What should you do if your teen “comes out” to you as gay or you suspect that your teen might be attracted to the same sex or experimenting with sexual orientation? If you want to build rapport and trust with your teen, which is the foundation to having a successful relationship with your child far into his adulthood, then you will approach conversation with your teen about sexual orientation the same way you would approach any other conversation – using the three essential steps to building rapport and trust with your teen: respect the life stage called adolescence; remember what it was like to be a teen; and accept that your child is becoming an adult.
Let’s start with the last one: accept that your child is becoming an adult. This advice is especially helpful if you are struggling with your child’s homosexuality. This is your child’s life; your child has to live out the choices he or she makes. Whether you believe that homosexuality is innate or a choice, sinful or acceptable, your teen, who is becoming an adult, is making a very real adult choice to break a social taboo in order to act on something that he or she feels is very essential to their personhood: their sexual orientation. Many gays will say that they no more control their orientation than they control the color of their eyes – it is simply who they are. What they do have control over is if they are going to live a life in which they can freely be themselves or try to suppress that person.
If your child has come to you with the revelation that he or she is gay, regardless of your own fears or beliefs about homosexuality, your only option if you want to build rapport and trust with your teen is to react from the perspective that your child is almost an adult, this is his or her life to live, and that your child, not you, is responsible for the choices he or she makes. That does not mean that you can’t share your concerns with your child or your beliefs about homosexuality, but if you reject your child, damn him or her to hell, or go into denial about the announcement, you will be damaging the rapport and trust between you and your child, possibly for years to come.

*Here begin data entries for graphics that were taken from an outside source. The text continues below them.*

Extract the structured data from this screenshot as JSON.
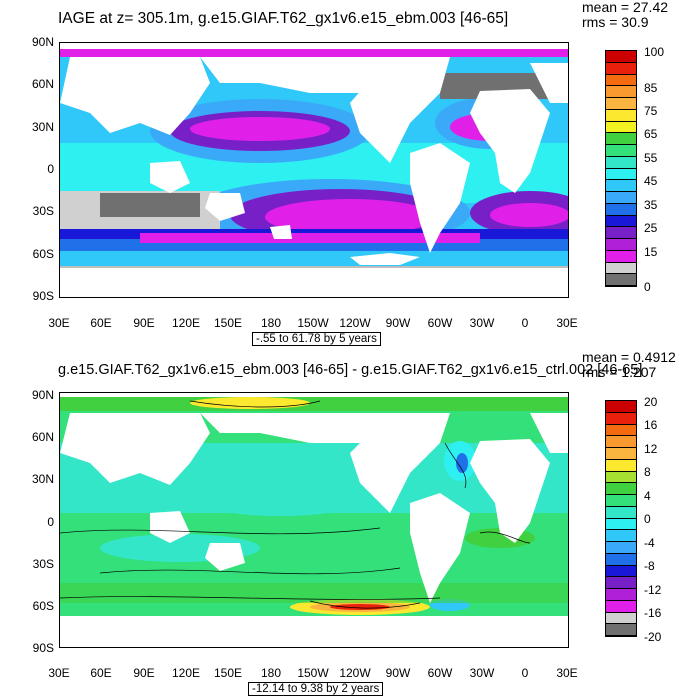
{
  "panels": [
    {
      "title": "IAGE at z= 305.1m, g.e15.GIAF.T62_gx1v6.e15_ebm.003 [46-65]",
      "mean": "mean = 27.42",
      "rms": "rms = 30.9",
      "range_label": "-.55 to 61.78 by 5 years",
      "colorbar_labels": [
        "100",
        "85",
        "75",
        "65",
        "55",
        "45",
        "35",
        "25",
        "15",
        "0"
      ],
      "colorbar_colors": [
        "#cc0000",
        "#e8200c",
        "#f46a10",
        "#f89a30",
        "#fab440",
        "#fde830",
        "#f2f220",
        "#40d040",
        "#33e07a",
        "#33e6c8",
        "#2ef0f0",
        "#30c8f8",
        "#3aaaf8",
        "#2070ea",
        "#1a18d8",
        "#7820c8",
        "#b020d8",
        "#e020e8",
        "#d0d0d0",
        "#707070"
      ]
    },
    {
      "title": "g.e15.GIAF.T62_gx1v6.e15_ebm.003 [46-65] - g.e15.GIAF.T62_gx1v6.e15_ctrl.002 [46-65]",
      "mean": "mean = 0.4912",
      "rms": "rms = 1.207",
      "range_label": "-12.14 to 9.38 by 2 years",
      "colorbar_labels": [
        "20",
        "16",
        "12",
        "8",
        "4",
        "0",
        "-4",
        "-8",
        "-12",
        "-16",
        "-20"
      ],
      "colorbar_colors": [
        "#cc0000",
        "#e8200c",
        "#f46a10",
        "#f89a30",
        "#fab440",
        "#fde830",
        "#a6e030",
        "#40d040",
        "#33e07a",
        "#33e6c8",
        "#2ef0f0",
        "#30c8f8",
        "#3aaaf8",
        "#2070ea",
        "#1a18d8",
        "#7820c8",
        "#b020d8",
        "#e020e8",
        "#d0d0d0",
        "#707070"
      ]
    }
  ],
  "lat_labels": [
    "90N",
    "60N",
    "30N",
    "0",
    "30S",
    "60S",
    "90S"
  ],
  "lon_labels": [
    "30E",
    "60E",
    "90E",
    "120E",
    "150E",
    "180",
    "150W",
    "120W",
    "90W",
    "60W",
    "30W",
    "0",
    "30E"
  ]
}
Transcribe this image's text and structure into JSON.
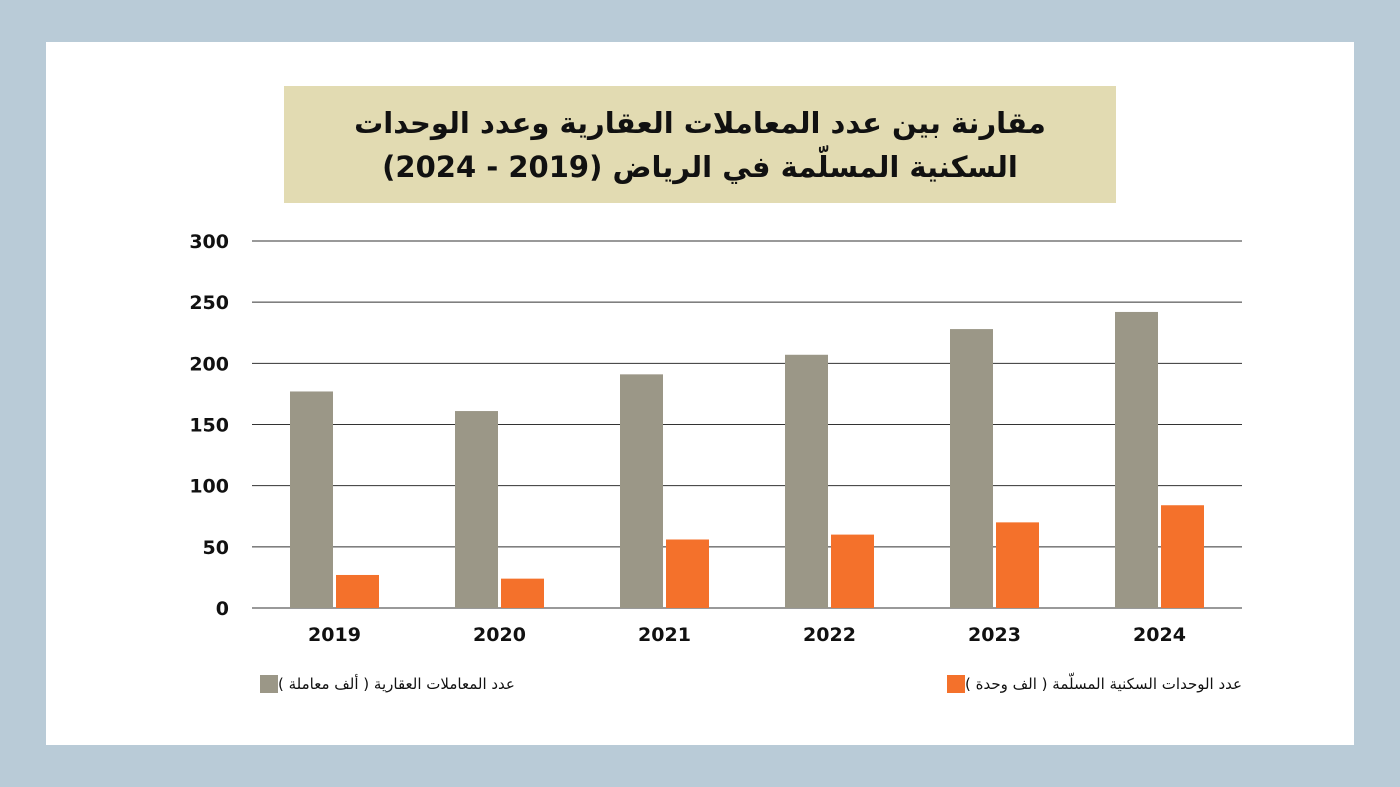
{
  "colors": {
    "background": "#b9cbd7",
    "card": "#ffffff",
    "title_box": "#e2dbb2",
    "gridline": "#333333",
    "series_transactions": "#9b9787",
    "series_units": "#f4712b"
  },
  "chart_data": {
    "type": "bar",
    "title": "مقارنة بين عدد المعاملات العقارية وعدد الوحدات السكنية المسلّمة في الرياض (2019 - 2024)",
    "categories": [
      "2019",
      "2020",
      "2021",
      "2022",
      "2023",
      "2024"
    ],
    "series": [
      {
        "name": "عدد المعاملات العقارية ( ألف معاملة )",
        "color": "#9b9787",
        "values": [
          177,
          161,
          191,
          207,
          228,
          242
        ]
      },
      {
        "name": "عدد الوحدات السكنية المسلّمة ( الف وحدة )",
        "color": "#f4712b",
        "values": [
          27,
          24,
          56,
          60,
          70,
          84
        ]
      }
    ],
    "yticks": [
      "0",
      "50",
      "100",
      "150",
      "200",
      "250",
      "300"
    ],
    "ylim": [
      0,
      300
    ],
    "grid": true,
    "legend_position": "bottom"
  }
}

Why Rejecting Your Gay Teen Makes Matters Worse
Gay teens also need guidance and mentoring from their parents in the area of body image, dating, and sex. Like all teens, they have anxieties about body image, they fall in love, and they too will be sexually curious. If you shame your teen about his or her sexual orientation, you will set up zero opportunity to help mentor your teen through all the other inevitable experiences he or she will go through as an adolescent with regard to body image, dating, and sex. Your teen will most likely take on your shame and feel unloved. Your teen will then be needy in the quest for love, driving him or her into the arms of unhealthy relationships. And most likely your teen will possibly engage in risky sexual experimentation out of the notion that homosexuality is a perversion. All behaviors you helped reinforce with your rejection of him.
But if you accept your child’s sexual expression, you will bring your child closer to you, which will provide you with the opportunity to mentor your child through the hard times with body image – when other students in school are picking on your child because he or she doesn’t fit the mold of “normal” gender roles. Your gay teen also needs you to be there when he or she experiences the first romantic loss. The same advice I give when it comes to accepting that teen love is real love, I give when responding to your gay teen’s love and love loss: remember what it was like to be a teenager, and then accept that when your gay teen loves, that is real love too. Trend lightly and be supportive if you want to have a successful relationship with your gay teen.
And yes, it is perfectly acceptable to talk to your gay teen about sex. The same conversation you would have with your straight teen, with a few adjustments of course, you should have with your gay teen: communicate your values about sex, encourage your child to wait to be sexual until they are mature enough for the responsibilities of healthy sexual relating and don’t be too “in your face” about the details: keep it short and factual.